Der wirtschaftl. Aufschwung im städt. Bereich erfaßte auch das Stiftungswesen, das einen Wandel durchläuft. Gerade das ma. Hospital – als Nachfolger der spätantiken piae causae – kann weltl. Organisationsformen durch adelige oder bürgerl. Spitalbruderschaften annehmen, wobei anstelle des Bf.s der Stadtrat als Aufsichtsorgan fungierte.
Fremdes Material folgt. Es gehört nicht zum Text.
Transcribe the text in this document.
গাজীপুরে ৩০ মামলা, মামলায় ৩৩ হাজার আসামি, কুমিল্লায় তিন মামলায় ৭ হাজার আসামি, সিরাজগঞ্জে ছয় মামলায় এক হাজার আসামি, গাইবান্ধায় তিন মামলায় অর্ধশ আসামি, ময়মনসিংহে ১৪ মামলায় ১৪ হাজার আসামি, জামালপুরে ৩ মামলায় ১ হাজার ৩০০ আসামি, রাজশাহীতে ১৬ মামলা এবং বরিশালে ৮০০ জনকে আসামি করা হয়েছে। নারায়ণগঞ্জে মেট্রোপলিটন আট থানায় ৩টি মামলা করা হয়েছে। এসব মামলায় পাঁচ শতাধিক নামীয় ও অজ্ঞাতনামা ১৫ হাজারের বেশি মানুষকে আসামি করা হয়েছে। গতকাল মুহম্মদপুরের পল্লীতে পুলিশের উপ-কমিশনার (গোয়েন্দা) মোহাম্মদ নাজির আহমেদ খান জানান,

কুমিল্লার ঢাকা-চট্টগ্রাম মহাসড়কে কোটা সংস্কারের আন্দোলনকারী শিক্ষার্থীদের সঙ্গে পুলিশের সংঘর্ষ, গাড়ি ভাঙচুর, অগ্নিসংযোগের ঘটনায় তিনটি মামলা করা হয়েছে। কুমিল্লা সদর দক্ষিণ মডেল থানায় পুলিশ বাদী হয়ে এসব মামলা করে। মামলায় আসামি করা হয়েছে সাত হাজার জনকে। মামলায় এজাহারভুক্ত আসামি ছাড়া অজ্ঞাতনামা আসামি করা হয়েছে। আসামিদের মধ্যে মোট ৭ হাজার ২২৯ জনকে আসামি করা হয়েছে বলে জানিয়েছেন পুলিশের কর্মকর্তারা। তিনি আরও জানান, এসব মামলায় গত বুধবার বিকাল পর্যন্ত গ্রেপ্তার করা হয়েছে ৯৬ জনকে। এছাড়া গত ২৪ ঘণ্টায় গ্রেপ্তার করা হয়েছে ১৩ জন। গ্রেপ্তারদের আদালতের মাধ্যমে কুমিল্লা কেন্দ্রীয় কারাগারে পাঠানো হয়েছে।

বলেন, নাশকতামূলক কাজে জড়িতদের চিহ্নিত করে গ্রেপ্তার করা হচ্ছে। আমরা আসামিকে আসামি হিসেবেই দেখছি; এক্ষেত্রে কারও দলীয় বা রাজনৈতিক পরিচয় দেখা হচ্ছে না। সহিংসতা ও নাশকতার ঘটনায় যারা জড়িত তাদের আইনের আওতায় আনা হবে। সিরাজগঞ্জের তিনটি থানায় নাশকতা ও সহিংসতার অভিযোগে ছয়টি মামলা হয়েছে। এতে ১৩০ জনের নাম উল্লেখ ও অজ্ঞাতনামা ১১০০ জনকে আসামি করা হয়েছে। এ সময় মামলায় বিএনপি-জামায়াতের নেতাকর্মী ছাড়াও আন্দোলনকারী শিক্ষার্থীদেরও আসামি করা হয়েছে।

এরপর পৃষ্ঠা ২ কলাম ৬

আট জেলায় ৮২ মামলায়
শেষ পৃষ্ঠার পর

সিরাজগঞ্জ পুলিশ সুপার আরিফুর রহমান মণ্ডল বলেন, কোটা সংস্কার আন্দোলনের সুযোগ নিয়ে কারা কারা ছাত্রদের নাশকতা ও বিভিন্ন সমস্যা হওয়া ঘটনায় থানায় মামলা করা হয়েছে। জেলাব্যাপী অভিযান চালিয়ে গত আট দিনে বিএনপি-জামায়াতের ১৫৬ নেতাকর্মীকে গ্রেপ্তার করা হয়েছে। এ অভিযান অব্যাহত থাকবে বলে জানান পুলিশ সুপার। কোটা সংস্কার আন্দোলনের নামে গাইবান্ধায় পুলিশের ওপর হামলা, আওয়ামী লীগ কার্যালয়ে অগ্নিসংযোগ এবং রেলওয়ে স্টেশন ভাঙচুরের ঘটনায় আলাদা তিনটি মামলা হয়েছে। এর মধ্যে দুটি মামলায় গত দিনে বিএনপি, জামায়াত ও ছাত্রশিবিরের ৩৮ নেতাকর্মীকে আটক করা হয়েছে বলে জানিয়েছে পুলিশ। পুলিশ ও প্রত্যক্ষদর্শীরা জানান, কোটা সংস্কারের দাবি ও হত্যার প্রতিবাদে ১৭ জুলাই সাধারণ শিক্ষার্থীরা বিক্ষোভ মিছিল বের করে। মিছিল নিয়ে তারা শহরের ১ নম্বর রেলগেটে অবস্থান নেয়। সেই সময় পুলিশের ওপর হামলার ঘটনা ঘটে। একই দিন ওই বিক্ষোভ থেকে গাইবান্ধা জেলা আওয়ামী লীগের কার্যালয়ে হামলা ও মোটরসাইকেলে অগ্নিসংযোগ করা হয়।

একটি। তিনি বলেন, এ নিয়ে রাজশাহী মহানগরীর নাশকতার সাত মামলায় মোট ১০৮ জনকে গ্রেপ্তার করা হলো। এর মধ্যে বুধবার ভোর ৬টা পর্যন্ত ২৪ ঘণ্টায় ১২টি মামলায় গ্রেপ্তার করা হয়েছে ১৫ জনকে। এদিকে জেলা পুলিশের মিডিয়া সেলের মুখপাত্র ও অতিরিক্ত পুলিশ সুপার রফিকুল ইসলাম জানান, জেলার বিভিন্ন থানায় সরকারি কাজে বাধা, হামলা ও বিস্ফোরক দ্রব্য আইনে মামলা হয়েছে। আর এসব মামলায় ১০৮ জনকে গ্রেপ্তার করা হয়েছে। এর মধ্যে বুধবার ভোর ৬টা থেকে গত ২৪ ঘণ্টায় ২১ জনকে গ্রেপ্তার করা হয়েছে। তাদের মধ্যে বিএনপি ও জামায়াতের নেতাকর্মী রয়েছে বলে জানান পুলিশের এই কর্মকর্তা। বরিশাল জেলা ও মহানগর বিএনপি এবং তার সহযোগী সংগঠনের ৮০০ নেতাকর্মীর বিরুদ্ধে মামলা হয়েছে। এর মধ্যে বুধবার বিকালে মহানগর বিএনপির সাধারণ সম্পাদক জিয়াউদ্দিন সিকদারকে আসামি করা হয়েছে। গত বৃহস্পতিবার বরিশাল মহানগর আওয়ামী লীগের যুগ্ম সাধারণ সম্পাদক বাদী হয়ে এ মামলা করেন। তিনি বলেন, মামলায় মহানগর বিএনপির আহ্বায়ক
In dieser Zeit entwickelt das gelehrte Recht des MA – angelehnt an römischrechtl. Texte – Vorstellungen, die an die sog. Fiktionstheorie jurist. Personen erinnern. Gestützt auf Sinibaldus Fliscus, den späteren Papst Innozenz IV., etabliert sich die Auffassung, man habe bei stiftungsartigen Konstruktionen, ebenso wie bei Körperschaften und universitates, von personae repraesentatae auszugehen, die das ihnen zugeordnete Vermögen unabhängig vom Wechsel der Verwaltungsorgane oder Begünstigten als abgesondertes Gut bewahren können.
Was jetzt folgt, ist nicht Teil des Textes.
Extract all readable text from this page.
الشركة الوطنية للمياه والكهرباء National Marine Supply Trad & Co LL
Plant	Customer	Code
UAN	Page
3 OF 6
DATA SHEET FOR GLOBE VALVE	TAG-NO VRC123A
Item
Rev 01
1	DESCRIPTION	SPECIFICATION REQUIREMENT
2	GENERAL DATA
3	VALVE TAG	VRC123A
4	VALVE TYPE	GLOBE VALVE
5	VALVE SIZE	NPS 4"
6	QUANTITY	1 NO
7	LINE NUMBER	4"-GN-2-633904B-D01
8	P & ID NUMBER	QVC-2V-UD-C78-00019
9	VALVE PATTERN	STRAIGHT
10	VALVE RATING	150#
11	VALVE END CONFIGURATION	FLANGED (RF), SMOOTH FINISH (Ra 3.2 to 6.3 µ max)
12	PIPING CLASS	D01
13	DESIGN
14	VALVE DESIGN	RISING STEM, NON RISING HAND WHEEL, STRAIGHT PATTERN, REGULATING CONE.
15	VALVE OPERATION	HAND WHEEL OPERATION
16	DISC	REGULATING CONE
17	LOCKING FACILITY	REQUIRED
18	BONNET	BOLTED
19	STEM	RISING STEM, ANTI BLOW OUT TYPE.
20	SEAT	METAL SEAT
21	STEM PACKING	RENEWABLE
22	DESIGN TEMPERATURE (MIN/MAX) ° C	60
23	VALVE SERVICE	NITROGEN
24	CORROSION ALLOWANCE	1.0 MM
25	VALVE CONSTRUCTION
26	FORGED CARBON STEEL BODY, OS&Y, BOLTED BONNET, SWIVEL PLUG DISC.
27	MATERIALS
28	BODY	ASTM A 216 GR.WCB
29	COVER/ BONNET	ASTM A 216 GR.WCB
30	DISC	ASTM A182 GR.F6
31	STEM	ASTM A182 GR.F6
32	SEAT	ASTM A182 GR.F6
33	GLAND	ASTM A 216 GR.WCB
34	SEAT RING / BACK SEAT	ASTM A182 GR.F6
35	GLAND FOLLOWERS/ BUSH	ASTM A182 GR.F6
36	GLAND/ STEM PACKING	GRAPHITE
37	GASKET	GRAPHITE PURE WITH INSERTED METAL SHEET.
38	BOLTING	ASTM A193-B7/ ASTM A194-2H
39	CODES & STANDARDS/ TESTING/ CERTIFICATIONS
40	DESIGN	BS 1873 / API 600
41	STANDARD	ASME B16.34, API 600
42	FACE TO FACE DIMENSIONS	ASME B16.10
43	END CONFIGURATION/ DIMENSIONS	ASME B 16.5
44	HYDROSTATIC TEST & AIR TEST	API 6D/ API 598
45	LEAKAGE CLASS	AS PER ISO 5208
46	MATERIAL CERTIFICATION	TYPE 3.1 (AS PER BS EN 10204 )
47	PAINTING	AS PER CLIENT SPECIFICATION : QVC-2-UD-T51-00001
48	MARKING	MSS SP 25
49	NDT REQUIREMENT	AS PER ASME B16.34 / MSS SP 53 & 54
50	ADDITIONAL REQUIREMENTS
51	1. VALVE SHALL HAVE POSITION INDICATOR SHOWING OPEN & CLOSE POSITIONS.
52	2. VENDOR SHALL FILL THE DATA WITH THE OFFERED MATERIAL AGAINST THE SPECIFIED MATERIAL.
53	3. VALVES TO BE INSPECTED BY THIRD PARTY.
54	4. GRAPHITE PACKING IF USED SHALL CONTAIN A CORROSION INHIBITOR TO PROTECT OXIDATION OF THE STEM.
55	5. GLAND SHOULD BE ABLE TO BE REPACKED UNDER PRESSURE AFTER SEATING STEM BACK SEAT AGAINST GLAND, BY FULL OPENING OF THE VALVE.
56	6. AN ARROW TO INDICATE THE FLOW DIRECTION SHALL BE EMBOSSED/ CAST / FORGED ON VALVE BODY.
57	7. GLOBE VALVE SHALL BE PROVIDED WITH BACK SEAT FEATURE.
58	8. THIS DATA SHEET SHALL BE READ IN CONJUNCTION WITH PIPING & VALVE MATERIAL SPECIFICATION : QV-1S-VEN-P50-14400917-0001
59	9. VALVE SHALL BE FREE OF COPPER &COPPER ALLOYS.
Diese Sicht begünstigt die Ausprägung weiterer Stiftungstypen, so daß das röm. Recht in der Folgezeit selbständige (fundatio autonoma) und unselbständige Stiftungen (fundatio non autonoma) unterscheidet. Die selbständige Stiftung ist eine von der zuständigen kirchl. Autorität als jurist. Person errichtete Sachengesamtheit und hat damit Organisationsstruktur, Rechte und Pflichten einer Rechtsperson. Für die Rechtsfähigkeit im weltl. Bereich sind die staatl. Vorschriften zu beachten. Bei einer unselbständigen Stiftung (Zustiftungen, Fiduziarstiftungen) sind Temporalien einer öffentl. Rechtsperson der Kirche übergeben mit der Auflage, bestimmte Zeit aus den Erträgen (reditus) einen frommen Zweck zu verfolgen, insbes. die Meßfeiern (Meßstiftungen). Hier zeigt sich auch, daß nun zahlreiche weitere Stiftungszwecke zu den piae causae gezählt werden, wie Vorhaben im öffentl. Interesse, das sind Schulen, Straßenbau etc.

Der Stiftungsbegriff des Sinibaldus Fiesci verdeutlicht übereinstimmend mit vielen Urk.n der Zeit aber auch eine korporative Grundhaltung, wobei der Stifter als ein »metaphysisch fortexistierendes« Mitglied der von ihm ins Leben gerufenen Gemeinschaft darstellt. Darüber hinaus betont gerade die sozialgeschichtl. Forschung eine Stifterperspektive, die quellenkundl. nicht immer zu erschließen sei. Demnach hat Stiftung mit Memoria zu tun, d. h. Überwindung des Todes und des Vergessens durch »Gedächtnis« und »Erinnerung«. Dies geschieht durch Gabenaustausch zw. dem »toten« Stifter und der von ihm kreierten Gemeinschaft. Die Verschmelzung beider Aspekte von Stiftung, dem rechtsgeschichtl. sowie dem sozialgeschichtlichen, entspricht der zeitgenöss. Praxis und stellt ma. sowie frühneuzeitl. Stiftungswirklichkeit dar.